2016年6月18日土曜日

中田・橋爪「クルアーンを読む」9

土日定例の「クルアーンを読む」のエントリーをしようと思う。今日は、第三章、先週の続きである。話は、シーア派のイスマイール派について。ここで中田氏の衝撃的なコメントが飛び出す。

「イスマイール派は、礼拝とかも基本的にしません。」「神学的に言うと、すでに最後の審判が来てしまっていて、世の中はもう終わっているという考え方で、一般人はそれに気づいていない。最後の審判までは有効だったイスラム法はもう要らないという秘教派(パーティニーヤ)なんです。」これには橋爪氏も「彼らは、シーア派以前に、イスラムとは言えないですね。」と相槌を打つのだが…。

このイスマイール派は、イマームだけが重要で、一般信徒はその指示に従うだけ、終末が来たとイマームが宣言すればそれでおしまい。一般信徒にはそもそも教義を知る義務もなければ権利もない。なお、イスマイール派は、パキスタンに多い。十二イマーム派にはすごく敵意を持っているとのこと。ファーティマ朝はそもそもこのイスマイール派だったが、王朝ができてしまうと結局スンニー派的な法学をつくり長らえた。イスマイール派が長続きした例はこれしかなく、他はセクト、カルト的なレベルでしか生き残っていない。有名なアサシン暗殺教団(ゴルゴ13にも出てくる。)もすぐ潰れている。シーア派の場合、イラン的な光と影の二元論的なもの(注:おそらくゾロアスター教的なもの)が入っている、とのこと。これに、橋爪氏が「これらに比べて、ISはめちゃめちゃまともだな。」という感想を述べている。
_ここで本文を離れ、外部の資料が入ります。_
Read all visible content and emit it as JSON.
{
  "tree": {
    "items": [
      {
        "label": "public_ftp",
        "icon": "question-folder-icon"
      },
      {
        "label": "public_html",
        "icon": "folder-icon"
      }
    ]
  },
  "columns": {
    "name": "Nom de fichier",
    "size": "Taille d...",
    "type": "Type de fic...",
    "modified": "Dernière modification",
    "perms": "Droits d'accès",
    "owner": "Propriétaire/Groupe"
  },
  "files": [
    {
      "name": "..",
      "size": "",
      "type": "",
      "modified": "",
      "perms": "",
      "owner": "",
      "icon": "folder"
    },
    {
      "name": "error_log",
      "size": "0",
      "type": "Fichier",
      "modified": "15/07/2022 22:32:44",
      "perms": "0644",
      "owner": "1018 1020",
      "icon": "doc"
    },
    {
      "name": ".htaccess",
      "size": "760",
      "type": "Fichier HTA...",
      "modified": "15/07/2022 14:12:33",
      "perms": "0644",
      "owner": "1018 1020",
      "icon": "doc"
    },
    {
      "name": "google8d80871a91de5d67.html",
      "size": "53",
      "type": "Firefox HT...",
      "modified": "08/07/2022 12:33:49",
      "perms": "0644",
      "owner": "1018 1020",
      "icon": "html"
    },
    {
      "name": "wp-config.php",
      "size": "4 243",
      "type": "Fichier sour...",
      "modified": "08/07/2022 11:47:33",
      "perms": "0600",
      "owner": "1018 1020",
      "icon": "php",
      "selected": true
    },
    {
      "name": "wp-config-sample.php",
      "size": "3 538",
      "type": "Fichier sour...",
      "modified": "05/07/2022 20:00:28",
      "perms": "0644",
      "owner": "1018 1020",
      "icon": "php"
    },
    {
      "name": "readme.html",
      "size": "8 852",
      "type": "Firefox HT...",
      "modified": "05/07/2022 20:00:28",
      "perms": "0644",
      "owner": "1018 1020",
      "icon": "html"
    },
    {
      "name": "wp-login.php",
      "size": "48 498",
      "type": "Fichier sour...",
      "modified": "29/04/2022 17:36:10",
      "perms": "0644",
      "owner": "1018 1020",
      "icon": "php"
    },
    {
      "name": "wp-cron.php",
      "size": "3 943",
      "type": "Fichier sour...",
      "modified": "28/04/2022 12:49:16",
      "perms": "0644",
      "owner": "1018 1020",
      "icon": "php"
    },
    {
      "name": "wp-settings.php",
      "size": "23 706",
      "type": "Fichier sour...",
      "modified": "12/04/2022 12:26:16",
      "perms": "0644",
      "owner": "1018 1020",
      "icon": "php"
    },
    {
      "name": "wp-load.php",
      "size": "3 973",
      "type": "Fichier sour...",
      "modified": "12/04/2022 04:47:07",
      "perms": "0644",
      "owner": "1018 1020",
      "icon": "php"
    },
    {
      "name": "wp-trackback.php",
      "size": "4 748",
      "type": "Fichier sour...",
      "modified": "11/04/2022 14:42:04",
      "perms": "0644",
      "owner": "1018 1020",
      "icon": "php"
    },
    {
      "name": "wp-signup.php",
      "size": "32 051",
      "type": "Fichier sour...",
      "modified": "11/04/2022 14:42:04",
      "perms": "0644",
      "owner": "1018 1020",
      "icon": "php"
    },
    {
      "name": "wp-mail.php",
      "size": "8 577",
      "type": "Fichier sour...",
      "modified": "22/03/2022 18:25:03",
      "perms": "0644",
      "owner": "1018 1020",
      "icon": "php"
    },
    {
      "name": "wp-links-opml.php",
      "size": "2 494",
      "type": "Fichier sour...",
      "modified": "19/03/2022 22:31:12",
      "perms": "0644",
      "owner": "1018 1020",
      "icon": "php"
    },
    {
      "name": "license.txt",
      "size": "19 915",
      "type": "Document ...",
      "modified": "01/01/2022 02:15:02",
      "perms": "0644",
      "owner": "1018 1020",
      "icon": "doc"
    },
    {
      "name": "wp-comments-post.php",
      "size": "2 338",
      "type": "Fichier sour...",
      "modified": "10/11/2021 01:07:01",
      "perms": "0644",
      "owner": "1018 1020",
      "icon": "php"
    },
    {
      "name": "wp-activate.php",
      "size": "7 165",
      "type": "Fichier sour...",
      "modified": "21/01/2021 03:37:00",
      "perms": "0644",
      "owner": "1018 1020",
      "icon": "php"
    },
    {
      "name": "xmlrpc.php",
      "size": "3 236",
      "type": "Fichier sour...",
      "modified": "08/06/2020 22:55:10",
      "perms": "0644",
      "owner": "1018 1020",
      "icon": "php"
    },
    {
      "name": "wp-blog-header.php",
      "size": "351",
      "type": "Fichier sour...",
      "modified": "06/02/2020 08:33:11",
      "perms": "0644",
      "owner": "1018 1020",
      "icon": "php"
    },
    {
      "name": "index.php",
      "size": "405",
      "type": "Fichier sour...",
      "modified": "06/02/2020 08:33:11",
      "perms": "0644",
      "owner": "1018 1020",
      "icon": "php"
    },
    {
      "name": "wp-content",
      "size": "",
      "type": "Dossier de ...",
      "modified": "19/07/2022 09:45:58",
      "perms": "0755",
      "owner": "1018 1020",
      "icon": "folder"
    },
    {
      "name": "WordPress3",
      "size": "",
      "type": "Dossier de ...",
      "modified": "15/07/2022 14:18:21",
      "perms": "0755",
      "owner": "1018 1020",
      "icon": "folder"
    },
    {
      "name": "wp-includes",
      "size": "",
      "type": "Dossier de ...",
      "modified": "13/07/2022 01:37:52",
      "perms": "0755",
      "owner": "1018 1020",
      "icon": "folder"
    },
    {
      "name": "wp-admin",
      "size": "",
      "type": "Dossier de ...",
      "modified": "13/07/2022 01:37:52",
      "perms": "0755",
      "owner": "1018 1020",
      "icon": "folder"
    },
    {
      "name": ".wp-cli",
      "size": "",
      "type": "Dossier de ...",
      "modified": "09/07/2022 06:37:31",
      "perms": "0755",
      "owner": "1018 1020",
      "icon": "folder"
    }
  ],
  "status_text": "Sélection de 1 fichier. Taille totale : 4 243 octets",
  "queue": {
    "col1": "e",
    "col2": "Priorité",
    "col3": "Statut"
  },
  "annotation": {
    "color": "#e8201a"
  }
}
次に、イエメンのフーシー派のクーデターの話に移る。カタールは、中田氏によると(サウジと同じ)ワッハーブ派になるのだが、すごく緩いとのこと。そもそもアラビア語より英語で生活している。その彼らが大いに慌てているという話である。フーシー派は、ザイド派というシーア派の中でもスンニー派に近いグループなのだが、一番古い十二イマーム派に近く、イラン革命をかなり意識した人々らしい。中田氏によると、イラン革命は、シーア派の革命だと言うと誰もついてこないのでこれは湾岸の腐った王政を倒す、正義の戦いであると言い、イスラム本来の平等を取り戻すという理論でやっていた、フーシー派は、こっちのほうの影響を受けているとのこと。

ここで、橋爪氏が湾岸諸国をボロクソに批判する。その表現がなかなか過激だ。「世の中にこれほど腐敗堕落した、とんでもない連中がいるのか、よくわかるのが湾岸諸国だと思う。彼らは人類の寄生虫で、イスラムの敵で、自分のことしか考えなくて、似非ムスリムの標本ですよ。」意外な程の過激発言で、私もびっくりした。その後も、湾岸諸国への具体的な批判が続くのだが、中田氏は、彼らがそもそも遊牧民で、家畜や奴隷をうまく使う術をもっていて、それで外国人労働者等をうまく使ってるのではないか、と多少弁護的する。しかもレンティア国家として、世界でも希な成功例でもある、とイスラム・アラブ文明の力を感じているとのこと。このあたり、湾岸論議が続くのである。なかなか白熱して面白い。大川周明の話なんかもでてくるし…。

さて、このイエメンのフーシー派。中田氏によると、サウジの下腹部にあたるので、ここにシーア派政権ができては一挙に全体が崩れる。そういう中でサウジのなかでシーア派が増えている。ISをやっつけるより先に、こっちからやっつけようと湾岸というかスンニー派が大慌てしているということらしい。(日本では、新聞はおろか、専門家も誰ひとりふれていない。)

中田氏はアラブの最も貧しい国が「アラブの春」でいったん崩れて、その揺り戻しと見ることができると分析している、のこと。ここで、さらに二人の対話はイスラムと政治の問題、近代国家の問題に突入していくのである。